Nach den Turbulenzen, die das Team Stronach mittlerweile erfasst haben, ist kaum damit zu rechnen, dass diese Bewegung bis ins Frühjahr des nächsten Jahres reüssieren kann. Dies wiederum wird der neuen Gruppierung, den Neos, zugetraut, die nach dem spontanen Einzug in den Nationalrat Appetit auf Brüssel bzw.
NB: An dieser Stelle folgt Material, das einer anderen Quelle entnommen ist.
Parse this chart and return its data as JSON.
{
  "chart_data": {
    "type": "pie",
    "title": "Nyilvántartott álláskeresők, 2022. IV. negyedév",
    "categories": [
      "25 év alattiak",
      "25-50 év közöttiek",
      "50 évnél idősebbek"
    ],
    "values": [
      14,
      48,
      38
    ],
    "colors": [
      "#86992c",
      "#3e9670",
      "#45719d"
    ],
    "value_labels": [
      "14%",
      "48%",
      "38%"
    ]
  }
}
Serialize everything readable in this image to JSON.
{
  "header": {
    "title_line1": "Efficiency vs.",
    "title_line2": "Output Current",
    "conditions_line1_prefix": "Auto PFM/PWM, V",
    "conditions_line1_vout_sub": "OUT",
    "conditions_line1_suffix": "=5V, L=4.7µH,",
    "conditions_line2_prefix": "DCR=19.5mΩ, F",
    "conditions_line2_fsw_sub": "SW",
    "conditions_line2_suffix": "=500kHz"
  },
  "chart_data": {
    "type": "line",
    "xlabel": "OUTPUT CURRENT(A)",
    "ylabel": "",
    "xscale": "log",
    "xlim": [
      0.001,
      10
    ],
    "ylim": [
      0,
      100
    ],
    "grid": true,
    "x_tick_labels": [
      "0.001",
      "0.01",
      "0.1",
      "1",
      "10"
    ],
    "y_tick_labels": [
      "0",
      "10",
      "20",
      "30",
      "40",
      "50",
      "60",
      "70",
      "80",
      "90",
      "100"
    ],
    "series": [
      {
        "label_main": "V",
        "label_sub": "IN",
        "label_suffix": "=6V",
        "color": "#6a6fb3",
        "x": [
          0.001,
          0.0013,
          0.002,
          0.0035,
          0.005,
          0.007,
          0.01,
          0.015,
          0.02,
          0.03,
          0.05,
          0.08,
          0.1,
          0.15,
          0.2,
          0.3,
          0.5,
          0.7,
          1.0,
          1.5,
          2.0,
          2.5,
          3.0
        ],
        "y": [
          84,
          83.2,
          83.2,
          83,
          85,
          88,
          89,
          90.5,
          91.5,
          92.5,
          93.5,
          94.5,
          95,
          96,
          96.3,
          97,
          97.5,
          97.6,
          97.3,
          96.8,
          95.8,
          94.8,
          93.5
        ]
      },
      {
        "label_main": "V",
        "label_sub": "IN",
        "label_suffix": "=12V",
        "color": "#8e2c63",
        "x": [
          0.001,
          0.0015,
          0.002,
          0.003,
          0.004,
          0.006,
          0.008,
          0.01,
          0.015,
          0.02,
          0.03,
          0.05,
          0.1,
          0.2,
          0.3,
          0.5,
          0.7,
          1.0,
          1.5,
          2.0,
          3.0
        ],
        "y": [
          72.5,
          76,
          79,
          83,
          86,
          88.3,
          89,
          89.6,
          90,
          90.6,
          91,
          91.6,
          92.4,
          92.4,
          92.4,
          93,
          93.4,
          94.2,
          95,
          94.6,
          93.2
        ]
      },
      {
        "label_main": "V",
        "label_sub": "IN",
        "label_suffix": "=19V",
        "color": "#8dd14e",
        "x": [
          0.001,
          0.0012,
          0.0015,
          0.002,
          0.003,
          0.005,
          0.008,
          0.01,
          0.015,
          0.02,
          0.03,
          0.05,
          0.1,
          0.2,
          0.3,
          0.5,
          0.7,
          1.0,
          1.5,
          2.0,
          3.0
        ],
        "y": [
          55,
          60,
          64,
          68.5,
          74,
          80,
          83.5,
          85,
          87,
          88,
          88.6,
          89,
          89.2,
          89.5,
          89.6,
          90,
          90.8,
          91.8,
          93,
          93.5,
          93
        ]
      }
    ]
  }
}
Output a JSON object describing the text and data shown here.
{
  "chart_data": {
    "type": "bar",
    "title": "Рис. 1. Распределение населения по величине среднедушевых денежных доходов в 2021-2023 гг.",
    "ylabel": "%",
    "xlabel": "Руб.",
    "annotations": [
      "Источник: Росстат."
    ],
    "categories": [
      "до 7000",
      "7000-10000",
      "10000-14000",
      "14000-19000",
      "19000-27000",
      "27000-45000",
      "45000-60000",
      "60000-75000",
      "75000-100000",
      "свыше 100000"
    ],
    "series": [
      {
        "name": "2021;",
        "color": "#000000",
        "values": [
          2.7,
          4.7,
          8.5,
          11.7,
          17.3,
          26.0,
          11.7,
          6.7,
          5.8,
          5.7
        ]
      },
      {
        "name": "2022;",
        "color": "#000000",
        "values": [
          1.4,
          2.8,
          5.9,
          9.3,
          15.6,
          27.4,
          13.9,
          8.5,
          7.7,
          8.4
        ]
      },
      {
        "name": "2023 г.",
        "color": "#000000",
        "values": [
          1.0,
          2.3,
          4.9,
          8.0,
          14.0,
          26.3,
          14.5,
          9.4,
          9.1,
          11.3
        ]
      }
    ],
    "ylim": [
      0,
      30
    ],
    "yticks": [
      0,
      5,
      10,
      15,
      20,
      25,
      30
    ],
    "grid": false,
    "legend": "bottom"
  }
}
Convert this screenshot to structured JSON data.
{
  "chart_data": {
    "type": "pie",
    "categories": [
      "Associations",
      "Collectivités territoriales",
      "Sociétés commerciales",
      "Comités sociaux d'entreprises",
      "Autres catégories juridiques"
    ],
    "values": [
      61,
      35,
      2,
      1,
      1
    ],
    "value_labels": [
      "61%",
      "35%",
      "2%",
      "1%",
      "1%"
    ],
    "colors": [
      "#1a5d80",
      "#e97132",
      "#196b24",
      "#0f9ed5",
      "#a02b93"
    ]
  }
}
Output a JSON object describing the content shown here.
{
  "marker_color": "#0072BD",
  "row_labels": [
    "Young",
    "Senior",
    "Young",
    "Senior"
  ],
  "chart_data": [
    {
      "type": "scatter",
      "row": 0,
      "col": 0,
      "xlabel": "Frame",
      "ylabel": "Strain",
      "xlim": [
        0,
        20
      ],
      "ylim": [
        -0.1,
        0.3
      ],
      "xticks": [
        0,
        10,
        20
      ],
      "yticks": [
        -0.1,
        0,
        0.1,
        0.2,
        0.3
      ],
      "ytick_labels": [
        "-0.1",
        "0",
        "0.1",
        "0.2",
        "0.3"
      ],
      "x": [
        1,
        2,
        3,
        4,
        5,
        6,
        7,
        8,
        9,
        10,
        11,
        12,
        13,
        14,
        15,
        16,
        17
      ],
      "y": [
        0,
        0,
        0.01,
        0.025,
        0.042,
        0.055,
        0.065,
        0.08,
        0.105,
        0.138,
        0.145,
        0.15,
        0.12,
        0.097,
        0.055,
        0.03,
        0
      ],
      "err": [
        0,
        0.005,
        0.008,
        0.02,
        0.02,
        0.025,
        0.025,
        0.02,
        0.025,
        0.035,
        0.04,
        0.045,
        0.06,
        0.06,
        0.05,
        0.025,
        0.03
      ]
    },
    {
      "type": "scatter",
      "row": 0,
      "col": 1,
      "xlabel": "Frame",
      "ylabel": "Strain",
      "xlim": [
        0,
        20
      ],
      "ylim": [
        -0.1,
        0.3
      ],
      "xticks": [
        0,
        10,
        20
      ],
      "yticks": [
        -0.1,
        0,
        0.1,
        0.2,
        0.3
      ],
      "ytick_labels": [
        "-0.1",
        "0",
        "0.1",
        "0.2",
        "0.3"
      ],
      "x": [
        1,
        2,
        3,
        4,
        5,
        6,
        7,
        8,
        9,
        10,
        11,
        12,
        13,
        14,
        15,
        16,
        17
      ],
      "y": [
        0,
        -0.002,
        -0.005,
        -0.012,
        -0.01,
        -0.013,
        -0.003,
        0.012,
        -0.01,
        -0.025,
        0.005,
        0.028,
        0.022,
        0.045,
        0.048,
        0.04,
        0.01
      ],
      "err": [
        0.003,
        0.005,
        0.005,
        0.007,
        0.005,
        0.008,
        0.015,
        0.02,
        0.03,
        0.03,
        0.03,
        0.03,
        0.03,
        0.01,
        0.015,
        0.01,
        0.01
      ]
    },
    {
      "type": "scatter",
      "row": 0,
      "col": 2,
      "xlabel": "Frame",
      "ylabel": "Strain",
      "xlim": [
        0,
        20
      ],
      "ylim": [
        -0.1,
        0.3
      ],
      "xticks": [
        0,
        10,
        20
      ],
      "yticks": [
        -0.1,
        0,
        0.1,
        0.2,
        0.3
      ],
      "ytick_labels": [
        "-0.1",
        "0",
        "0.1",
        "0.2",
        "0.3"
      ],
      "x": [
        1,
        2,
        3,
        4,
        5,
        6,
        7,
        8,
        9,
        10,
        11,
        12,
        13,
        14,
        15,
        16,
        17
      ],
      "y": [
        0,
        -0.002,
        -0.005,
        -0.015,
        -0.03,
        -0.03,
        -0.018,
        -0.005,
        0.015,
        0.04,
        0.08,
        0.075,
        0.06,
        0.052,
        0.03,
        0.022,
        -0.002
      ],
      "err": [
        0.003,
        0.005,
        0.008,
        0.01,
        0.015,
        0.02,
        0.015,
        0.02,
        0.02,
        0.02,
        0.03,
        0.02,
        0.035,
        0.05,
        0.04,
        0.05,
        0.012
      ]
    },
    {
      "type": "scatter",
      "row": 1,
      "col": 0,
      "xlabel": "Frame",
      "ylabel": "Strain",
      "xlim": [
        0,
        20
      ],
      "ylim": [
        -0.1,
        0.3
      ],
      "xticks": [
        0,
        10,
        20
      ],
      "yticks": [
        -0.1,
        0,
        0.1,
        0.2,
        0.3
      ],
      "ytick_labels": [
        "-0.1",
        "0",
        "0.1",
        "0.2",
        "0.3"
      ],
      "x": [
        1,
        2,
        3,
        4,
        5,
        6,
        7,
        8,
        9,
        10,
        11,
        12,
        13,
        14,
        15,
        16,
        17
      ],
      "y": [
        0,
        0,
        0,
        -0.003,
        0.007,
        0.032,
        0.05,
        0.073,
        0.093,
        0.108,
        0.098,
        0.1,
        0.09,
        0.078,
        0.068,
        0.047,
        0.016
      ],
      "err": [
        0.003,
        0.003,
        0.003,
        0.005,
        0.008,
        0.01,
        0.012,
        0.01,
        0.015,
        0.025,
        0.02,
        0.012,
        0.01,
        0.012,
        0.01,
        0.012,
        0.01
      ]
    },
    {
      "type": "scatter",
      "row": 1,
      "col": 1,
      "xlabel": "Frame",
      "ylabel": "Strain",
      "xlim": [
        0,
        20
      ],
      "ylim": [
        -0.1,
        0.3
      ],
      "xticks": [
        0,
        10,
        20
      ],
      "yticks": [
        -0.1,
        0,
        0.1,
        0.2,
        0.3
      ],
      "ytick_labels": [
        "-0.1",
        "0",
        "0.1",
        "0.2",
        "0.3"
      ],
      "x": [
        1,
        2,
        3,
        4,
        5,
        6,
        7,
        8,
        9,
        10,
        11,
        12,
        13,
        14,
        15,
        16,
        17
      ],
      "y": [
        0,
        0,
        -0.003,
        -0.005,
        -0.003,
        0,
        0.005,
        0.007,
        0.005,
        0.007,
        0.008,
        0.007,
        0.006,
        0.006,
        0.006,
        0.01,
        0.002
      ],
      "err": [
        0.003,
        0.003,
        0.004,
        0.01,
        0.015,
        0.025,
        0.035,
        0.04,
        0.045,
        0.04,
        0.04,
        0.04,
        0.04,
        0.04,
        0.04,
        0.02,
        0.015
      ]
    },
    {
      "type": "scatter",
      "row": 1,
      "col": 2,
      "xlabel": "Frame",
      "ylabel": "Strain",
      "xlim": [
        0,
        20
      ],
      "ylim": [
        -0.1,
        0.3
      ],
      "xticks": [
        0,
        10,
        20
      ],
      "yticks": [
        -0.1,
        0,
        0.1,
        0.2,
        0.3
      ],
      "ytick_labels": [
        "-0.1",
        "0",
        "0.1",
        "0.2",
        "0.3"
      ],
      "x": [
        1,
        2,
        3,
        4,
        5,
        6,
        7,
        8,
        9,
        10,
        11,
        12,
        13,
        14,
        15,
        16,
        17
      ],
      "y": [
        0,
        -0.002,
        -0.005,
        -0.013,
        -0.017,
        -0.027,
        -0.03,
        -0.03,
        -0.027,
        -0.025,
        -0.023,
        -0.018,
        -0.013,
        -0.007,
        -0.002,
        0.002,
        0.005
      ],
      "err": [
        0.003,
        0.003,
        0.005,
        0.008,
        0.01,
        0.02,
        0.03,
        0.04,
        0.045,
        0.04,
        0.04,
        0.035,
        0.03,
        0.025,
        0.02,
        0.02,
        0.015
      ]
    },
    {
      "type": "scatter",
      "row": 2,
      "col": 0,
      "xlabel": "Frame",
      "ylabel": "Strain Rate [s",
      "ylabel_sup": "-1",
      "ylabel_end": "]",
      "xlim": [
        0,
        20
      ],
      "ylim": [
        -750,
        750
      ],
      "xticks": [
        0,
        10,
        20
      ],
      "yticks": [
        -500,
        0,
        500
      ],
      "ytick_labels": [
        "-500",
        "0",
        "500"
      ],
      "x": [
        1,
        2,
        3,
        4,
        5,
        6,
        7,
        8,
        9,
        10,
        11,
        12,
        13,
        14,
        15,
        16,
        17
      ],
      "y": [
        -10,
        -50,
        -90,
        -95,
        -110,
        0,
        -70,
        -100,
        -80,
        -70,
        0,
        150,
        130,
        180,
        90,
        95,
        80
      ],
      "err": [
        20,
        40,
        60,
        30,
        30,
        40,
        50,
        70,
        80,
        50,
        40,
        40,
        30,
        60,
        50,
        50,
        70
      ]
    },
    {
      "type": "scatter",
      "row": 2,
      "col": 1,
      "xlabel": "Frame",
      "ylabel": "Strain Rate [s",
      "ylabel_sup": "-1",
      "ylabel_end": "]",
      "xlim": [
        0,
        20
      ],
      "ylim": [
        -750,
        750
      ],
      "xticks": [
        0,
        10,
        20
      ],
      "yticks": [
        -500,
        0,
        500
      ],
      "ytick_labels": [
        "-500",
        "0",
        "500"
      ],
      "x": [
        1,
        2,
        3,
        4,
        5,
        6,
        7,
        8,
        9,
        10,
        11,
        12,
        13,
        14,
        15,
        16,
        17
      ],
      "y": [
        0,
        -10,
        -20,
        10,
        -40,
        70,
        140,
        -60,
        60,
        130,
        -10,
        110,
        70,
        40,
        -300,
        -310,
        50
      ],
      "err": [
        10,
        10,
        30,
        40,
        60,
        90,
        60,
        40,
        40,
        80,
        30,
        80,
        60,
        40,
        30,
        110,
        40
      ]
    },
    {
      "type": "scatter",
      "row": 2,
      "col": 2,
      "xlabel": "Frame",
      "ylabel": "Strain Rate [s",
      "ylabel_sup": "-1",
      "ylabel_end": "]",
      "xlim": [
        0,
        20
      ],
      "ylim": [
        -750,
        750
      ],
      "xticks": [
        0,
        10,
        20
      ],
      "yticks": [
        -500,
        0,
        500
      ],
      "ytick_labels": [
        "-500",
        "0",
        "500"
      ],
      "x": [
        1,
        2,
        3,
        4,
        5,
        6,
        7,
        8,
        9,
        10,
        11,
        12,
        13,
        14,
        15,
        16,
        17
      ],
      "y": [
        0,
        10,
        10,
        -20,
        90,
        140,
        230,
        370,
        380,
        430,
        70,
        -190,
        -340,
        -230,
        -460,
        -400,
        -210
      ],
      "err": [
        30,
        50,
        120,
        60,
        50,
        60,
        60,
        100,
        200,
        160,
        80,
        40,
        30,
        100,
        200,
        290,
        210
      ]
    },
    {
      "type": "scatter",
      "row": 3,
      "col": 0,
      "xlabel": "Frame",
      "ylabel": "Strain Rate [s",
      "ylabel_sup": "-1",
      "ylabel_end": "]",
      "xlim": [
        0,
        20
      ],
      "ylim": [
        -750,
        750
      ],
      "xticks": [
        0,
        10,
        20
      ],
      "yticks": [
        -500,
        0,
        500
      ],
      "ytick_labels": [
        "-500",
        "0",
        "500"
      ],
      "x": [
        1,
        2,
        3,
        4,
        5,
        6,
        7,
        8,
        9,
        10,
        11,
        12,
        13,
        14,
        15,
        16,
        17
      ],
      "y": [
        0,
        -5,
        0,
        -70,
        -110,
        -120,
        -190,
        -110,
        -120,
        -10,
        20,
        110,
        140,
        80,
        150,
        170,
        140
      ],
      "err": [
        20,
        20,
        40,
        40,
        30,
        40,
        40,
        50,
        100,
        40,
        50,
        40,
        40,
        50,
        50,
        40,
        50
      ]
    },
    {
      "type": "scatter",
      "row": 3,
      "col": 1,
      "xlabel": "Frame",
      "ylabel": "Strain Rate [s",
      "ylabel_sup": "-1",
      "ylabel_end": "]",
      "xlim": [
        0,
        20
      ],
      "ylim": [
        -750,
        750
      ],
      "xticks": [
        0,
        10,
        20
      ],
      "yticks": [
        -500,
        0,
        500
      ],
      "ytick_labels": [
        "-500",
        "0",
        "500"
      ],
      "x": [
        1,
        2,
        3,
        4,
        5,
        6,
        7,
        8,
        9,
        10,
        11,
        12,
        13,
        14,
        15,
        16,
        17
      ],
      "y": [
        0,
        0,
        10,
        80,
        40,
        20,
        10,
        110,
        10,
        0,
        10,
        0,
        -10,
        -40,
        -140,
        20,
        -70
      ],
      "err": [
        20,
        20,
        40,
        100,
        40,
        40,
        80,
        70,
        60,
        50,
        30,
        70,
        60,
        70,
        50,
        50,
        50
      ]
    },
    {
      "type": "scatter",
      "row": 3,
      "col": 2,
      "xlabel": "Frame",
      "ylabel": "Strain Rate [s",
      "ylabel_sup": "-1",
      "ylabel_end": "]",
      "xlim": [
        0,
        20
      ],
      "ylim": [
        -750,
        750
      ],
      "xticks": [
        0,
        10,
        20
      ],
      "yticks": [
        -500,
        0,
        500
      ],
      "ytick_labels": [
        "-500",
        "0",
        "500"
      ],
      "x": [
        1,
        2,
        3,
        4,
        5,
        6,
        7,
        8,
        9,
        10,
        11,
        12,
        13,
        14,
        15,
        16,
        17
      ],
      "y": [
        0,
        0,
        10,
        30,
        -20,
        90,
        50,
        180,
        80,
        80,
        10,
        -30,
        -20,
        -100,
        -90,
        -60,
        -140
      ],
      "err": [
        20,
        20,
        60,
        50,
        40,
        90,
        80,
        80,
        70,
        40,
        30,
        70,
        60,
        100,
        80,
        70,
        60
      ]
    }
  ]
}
Strassburg zeigen und unverändert im Aufwind sind. Spannend wird bei ihnen, wo sie sich in der EU-Politik positionieren.
Wenn sich Bundeskanzler Werner Faymann (SPÖ) und sein Vize Michael Spindelegger (ÖVP) am kommenden Dienstag an den Verhandlungstisch setzen, werden sie nicht nur die nächste Regierung, sondern vor allem auch die EU-Politik generell und damit den EU-Wahlgang in ihren Fokus nehmen müssen. Dabei tut sich die SPÖ noch etwas leichter, weil Faymann in den vergangenen Jahren seine Präsenz als Regierungschef auf EU-Ebene für seine europapolitische Profilierung genützt hat. Die ÖVP dagegen verlor einiges von ihrem einstigen Nimbus ¨Europapartei¨. Da besteht Aufholbedarf, um eine Trendwende herbeizuführen.